Nous sommes bien loin de la conférence de Fulda de 1932 qui interdisaient aux catholiques d’adhérer au parti nazi. la NSAP.
Il est évident que ni l’encyclique de Pie XI Mit brennenden Sorge de 1937 où il critique le paganisme et le racisme, ni le fait qu’il déclarera en septembre 1938: Spirituellement nous sommes tous des Sémites, n’auront d’influence sur la population.

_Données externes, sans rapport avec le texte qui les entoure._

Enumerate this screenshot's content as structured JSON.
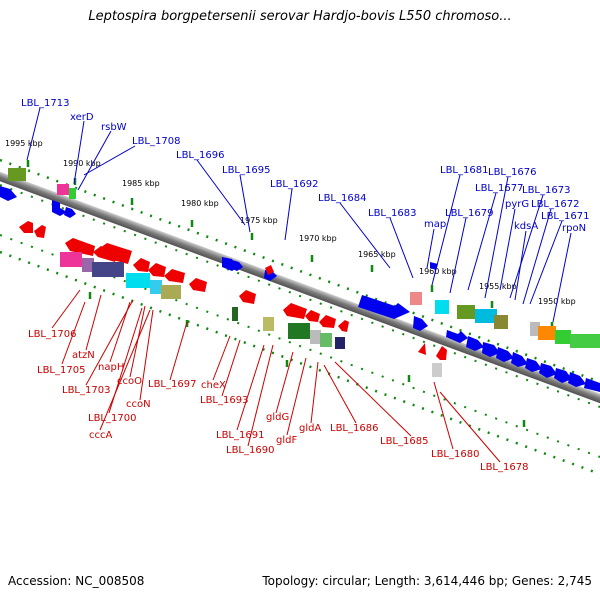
{
  "title": "Leptospira borgpetersenii serovar Hardjo-bovis L550 chromoso...",
  "footer": {
    "accession": "Accession: NC_008508",
    "summary": "Topology: circular; Length: 3,614,446 bp; Genes: 2,745"
  },
  "colors": {
    "forward_label": "#0000cc",
    "reverse_label": "#cc0000",
    "forward_gene": "#0000ee",
    "reverse_gene": "#ee0000",
    "tick": "#118811",
    "backbone": "#808080"
  },
  "scale_labels": [
    "1995 kbp",
    "1990 kbp",
    "1985 kbp",
    "1980 kbp",
    "1975 kbp",
    "1970 kbp",
    "1965 kbp",
    "1960 kbp",
    "1955 kbp",
    "1950 kbp"
  ],
  "forward_labels": [
    "LBL_1713",
    "xerD",
    "rsbW",
    "LBL_1708",
    "LBL_1696",
    "LBL_1695",
    "LBL_1692",
    "LBL_1684",
    "LBL_1683",
    "map",
    "LBL_1681",
    "LBL_1679",
    "LBL_1677",
    "LBL_1676",
    "pyrG",
    "LBL_1673",
    "kdsA",
    "LBL_1672",
    "LBL_1671",
    "rpoN"
  ],
  "reverse_labels": [
    "LBL_1706",
    "atzN",
    "LBL_1705",
    "napH",
    "LBL_1703",
    "ccoO",
    "ccoN",
    "LBL_1700",
    "cccA",
    "LBL_1697",
    "cheX",
    "LBL_1693",
    "LBL_1691",
    "LBL_1690",
    "gldG",
    "gldF",
    "gldA",
    "LBL_1686",
    "LBL_1685",
    "LBL_1680",
    "LBL_1678"
  ]
}
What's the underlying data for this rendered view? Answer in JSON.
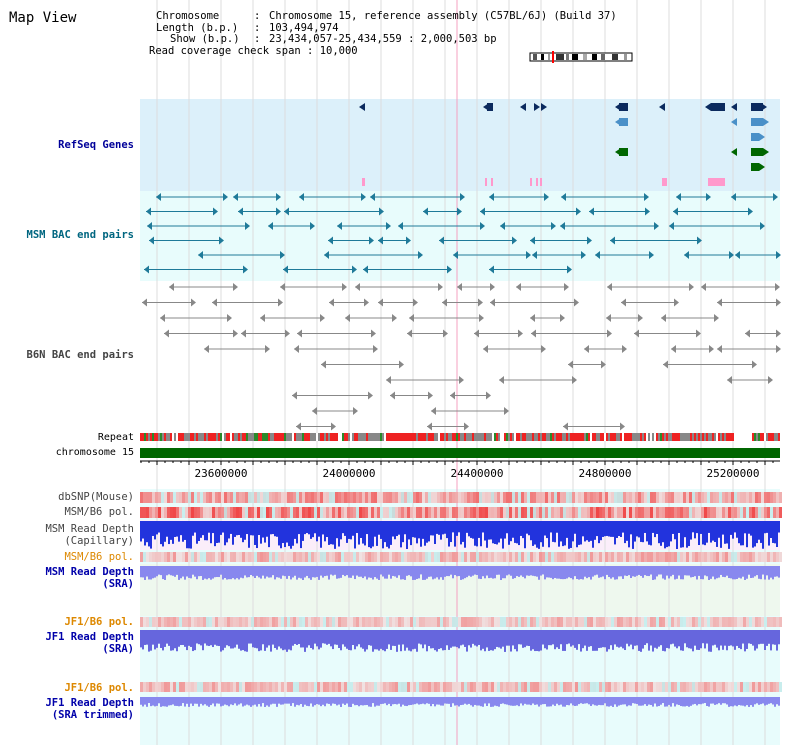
{
  "title": "Map View",
  "header": {
    "chromosome_key": "Chromosome",
    "chromosome_value": "Chromosome 15, reference assembly (C57BL/6J) (Build 37)",
    "length_key": "Length (b.p.)",
    "length_value": "103,494,974",
    "show_key": "Show (b.p.)",
    "show_value": "23,434,057-25,434,559 : 2,000,503 bp",
    "coverage_key": "Read coverage check span",
    "coverage_value": "10,000"
  },
  "tracks": {
    "refseq": "RefSeq Genes",
    "msm_bac": "MSM BAC end pairs",
    "b6n_bac": "B6N BAC end pairs",
    "repeat": "Repeat",
    "chromosome": "chromosome 15",
    "dbsnp": "dbSNP(Mouse)",
    "msm_b6_pol_1": "MSM/B6 pol.",
    "msm_read_depth_cap_1": "MSM Read Depth",
    "msm_read_depth_cap_2": "(Capillary)",
    "msm_b6_pol_2": "MSM/B6 pol.",
    "msm_read_depth_sra_1": "MSM Read Depth",
    "msm_read_depth_sra_2": "(SRA)",
    "jf1_b6_pol_1": "JF1/B6 pol.",
    "jf1_read_depth_sra_1": "JF1 Read Depth",
    "jf1_read_depth_sra_2": "(SRA)",
    "jf1_b6_pol_2": "JF1/B6 pol.",
    "jf1_read_depth_trim_1": "JF1 Read Depth",
    "jf1_read_depth_trim_2": "(SRA trimmed)"
  },
  "axis_ticks": [
    "23600000",
    "24000000",
    "24400000",
    "24800000",
    "25200000"
  ],
  "colors": {
    "refseq_label": "#000099",
    "msm_bac_label": "#006680",
    "gene_navy": "#0b2a5e",
    "gene_blue": "#4a90c8",
    "gene_green": "#006600",
    "gene_pink": "#ff99cc",
    "bac_teal": "#1f7a99",
    "bac_gray": "#888888",
    "repeat_red": "#ee2222",
    "chromosome_green": "#006600",
    "pol_red": "#ee3333",
    "depth_blue": "#2233dd",
    "jf1_label": "#dd8800",
    "depth_label": "#0000aa"
  }
}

2- Les Eglises protestantes:

En 1933, il y avait trois traditions protestantes différentes en Allemagne: 41 millions d’Allemands sont enregistrés à la DEK (Deutsche Evangelische Kirche), d’autres à l’Eglise Unifiée. Quelques millions sont dispersés entre l’Eglise Réformée Calviniste et dans des congrégations comme celles des groupes mennonites.
Dès 1932, la DEK se prononce en faveur du racisme nazi dans un mémorandum. En 1933 elle dirige le nouveau Synode. Les autres Eglises suivent le mouvement.
Seule, l’Eglise Confessante, fondée en 1934 comme opposante au nazisme se prononce en faveur d’un christianisme accessible « à tous les peuples sans distinction de race » et voit dans le « paragraphe aryen », une « violation du statut confessionnel ». Elle condamne théoriquement l’antisémitisme racial mais le considère comme une affaire d’état dont elle n’a pas à se mêler. Elle non plus ne sourcillera pas face aux persécutions qui touchent les Juifs mais aussi les chrétiens d’origine juive.
La seule opposition vraiment claire et nette vient du pasteur Hans Ehrenberg. Le hic est qu’il est un Juif converti. Il aura la chance de fuir en Grande-Bretagne en 1939.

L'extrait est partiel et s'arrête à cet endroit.